Launching with mpirun instead of torchrun

I am trying to launch a DDP training on 2 GPUs that are located on 2 different nodes and interconnected via LAN. I would like to use mpirun instead of torchrun, what changes should I do?

I already changed the env variables like this:

# from mpirun
print("Launching with mpirun")
rank = int(os.environ["OMPI_COMM_WORLD_RANK"])
local_rank = int(os.environ["OMPI_COMM_WORLD_LOCAL_RANK"])
world_size = int(os.environ["OMPI_COMM_WORLD_SIZE"])

dist.init_process_group(backend="nccl", rank=rank, world_size=world_size)

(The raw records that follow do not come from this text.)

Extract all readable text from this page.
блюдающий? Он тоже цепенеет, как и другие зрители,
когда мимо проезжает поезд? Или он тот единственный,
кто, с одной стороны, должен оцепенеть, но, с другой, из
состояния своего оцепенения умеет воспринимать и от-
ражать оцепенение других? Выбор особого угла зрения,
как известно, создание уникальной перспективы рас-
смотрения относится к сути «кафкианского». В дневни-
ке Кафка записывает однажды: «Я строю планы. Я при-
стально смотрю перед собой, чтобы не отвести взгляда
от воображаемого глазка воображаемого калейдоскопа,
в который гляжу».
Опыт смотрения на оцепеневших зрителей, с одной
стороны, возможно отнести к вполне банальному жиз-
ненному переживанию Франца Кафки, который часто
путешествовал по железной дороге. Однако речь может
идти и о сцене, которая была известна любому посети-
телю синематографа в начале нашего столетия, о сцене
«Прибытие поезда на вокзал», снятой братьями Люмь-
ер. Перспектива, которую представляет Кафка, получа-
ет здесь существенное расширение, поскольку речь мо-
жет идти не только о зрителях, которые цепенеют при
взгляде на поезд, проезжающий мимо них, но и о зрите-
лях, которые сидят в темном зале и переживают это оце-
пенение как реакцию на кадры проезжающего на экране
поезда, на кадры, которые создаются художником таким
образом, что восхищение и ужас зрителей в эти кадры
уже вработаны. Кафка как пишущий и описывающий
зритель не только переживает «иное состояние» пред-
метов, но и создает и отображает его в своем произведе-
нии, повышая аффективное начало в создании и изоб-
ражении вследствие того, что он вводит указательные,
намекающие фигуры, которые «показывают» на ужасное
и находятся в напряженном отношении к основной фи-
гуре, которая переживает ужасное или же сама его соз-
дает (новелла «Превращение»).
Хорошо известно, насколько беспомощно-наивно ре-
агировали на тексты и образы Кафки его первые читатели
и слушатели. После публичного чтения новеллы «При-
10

I used to launch the training with no problems with the following command from both nodes just changing the rank from 0 to 1 in the slave:

torchrun --nproc_per_node=1 --nnodes=2 --node_rank=0 --master_addr=xxx.xxx.xxx.xxx --master_port=1234 train_torch.py --train_args

But when I try to launch from the master with mpirun like this:

export MASTER_ADDR=xxx.xxx.xxx.xxx
export MASTER_PORT=1234
mpirun -np 2 -host xxx.xxx.xxx.xxx,xxx.xxx.xxx.xxy --map-by node python train_torch.py

It just hangs on and never starts to parse the script.

Knowing where it’s hanging will help figuring out the solution.

Try running with the env var TORCH_DISTRIBUTED_DEBUG set to INFO or DETAIL.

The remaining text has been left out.